Maternal Death Rate Tough to Reduce
The Indonesian Observer
Sunday “Focus” Section, page 3
April 12, 1998
Every year some 20,000 women in Indonesia die from complications of pregnancy and childbirth. Turning the situation around is tough, but efforts underway appear to be on the right track. D.L. Parsell takes a look for The Sunday Observer.
One of the biggest public health success stories in Indonesia in recent years is a dramatic reduction in the number of infant deaths. Since 1967, infant mortality has declined by 60 percent, according to the Indonesian Ministry of Health.
Unfortunately, curbing the nation’s exceptionally high rate of maternal deaths has proved far less tractable.
Although exact figures are difficult to come by, officials estimate that every year 20,000 women in Indonesia die from birth-related problems.

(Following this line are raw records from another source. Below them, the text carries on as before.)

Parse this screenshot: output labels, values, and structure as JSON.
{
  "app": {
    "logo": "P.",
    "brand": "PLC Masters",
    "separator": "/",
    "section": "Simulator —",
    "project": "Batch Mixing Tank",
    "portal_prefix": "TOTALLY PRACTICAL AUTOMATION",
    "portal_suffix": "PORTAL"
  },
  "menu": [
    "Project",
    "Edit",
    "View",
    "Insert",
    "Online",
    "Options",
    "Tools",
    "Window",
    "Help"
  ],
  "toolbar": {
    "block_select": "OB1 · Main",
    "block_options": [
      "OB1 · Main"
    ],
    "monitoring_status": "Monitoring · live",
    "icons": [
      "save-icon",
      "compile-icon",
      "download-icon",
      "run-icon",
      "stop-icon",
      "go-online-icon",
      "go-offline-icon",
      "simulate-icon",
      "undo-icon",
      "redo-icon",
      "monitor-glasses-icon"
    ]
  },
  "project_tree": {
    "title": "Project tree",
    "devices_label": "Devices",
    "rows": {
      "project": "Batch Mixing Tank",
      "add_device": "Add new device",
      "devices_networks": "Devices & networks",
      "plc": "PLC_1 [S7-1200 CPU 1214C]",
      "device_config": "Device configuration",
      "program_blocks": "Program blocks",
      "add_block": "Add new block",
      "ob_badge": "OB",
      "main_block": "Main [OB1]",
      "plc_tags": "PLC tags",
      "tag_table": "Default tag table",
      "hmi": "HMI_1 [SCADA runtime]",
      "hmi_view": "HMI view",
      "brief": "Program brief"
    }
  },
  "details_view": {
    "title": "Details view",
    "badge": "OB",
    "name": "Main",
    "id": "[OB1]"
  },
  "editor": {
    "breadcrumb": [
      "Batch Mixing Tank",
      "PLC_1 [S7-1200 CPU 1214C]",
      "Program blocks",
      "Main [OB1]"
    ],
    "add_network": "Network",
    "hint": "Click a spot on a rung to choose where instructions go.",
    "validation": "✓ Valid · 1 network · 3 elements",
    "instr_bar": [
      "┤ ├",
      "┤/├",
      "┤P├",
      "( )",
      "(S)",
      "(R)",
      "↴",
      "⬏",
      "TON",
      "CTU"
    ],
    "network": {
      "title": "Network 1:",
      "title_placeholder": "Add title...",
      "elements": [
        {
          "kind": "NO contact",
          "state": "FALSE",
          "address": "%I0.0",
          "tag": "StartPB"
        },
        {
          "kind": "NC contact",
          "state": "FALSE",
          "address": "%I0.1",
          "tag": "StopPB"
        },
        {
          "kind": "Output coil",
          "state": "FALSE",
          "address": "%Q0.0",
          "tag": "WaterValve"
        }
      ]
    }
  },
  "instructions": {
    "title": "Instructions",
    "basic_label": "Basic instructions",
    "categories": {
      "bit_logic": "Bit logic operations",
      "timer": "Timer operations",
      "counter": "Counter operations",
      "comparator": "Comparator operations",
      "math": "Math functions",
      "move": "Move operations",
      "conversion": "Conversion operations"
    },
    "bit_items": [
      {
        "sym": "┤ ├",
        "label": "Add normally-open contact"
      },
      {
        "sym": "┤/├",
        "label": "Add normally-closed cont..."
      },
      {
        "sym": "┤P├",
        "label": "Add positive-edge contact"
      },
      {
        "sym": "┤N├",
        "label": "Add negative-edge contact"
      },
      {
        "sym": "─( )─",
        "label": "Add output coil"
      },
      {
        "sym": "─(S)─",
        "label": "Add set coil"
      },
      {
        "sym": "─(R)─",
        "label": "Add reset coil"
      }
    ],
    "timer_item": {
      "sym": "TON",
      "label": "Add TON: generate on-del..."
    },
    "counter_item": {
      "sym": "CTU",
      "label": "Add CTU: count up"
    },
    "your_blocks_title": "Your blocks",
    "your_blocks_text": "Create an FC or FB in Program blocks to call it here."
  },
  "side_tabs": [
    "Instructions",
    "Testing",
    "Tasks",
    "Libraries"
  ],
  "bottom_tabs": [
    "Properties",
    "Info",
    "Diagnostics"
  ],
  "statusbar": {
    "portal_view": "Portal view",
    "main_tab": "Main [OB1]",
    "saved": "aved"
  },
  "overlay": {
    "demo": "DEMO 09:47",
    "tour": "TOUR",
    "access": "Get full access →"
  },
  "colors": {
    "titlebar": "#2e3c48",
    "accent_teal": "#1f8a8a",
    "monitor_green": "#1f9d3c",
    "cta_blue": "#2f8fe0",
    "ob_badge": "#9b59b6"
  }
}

That figure — representing about 390 women for every 100,000 live births — is a 15 percent improvement over the past decade. Still, “it’s 50 times higher than in developed countries, and three to six times higher relative to other ASEAN countries” such as Malaysia, Thailand and the Philippines, Dr. Rachmi Ontoro, head of the Indonesian Health Ministry’s Directorate of Family Health, said last week.
As part of a global initiative in the 1980s, Indonesia adopted a goal of reducing maternal deaths 50 percent by the year 2000 — from 450 per 100,000 live births in 1986 to 225. But despite considerable attention to the problem, including support from top government officials, the country is unlikely to achieve that goal, Rachmi acknowledged. She added: “We do hope we can get there by the end of 1999,” which is the end of the Sixth Five-Year Development Plan (Repelita VI).
On April 7, in observance of its “World Health Day,” the World Health Organization (WHO) chose “safe motherhood” as the theme to draw world attention to the problem of maternal mortality and urge greater commitment to combating it.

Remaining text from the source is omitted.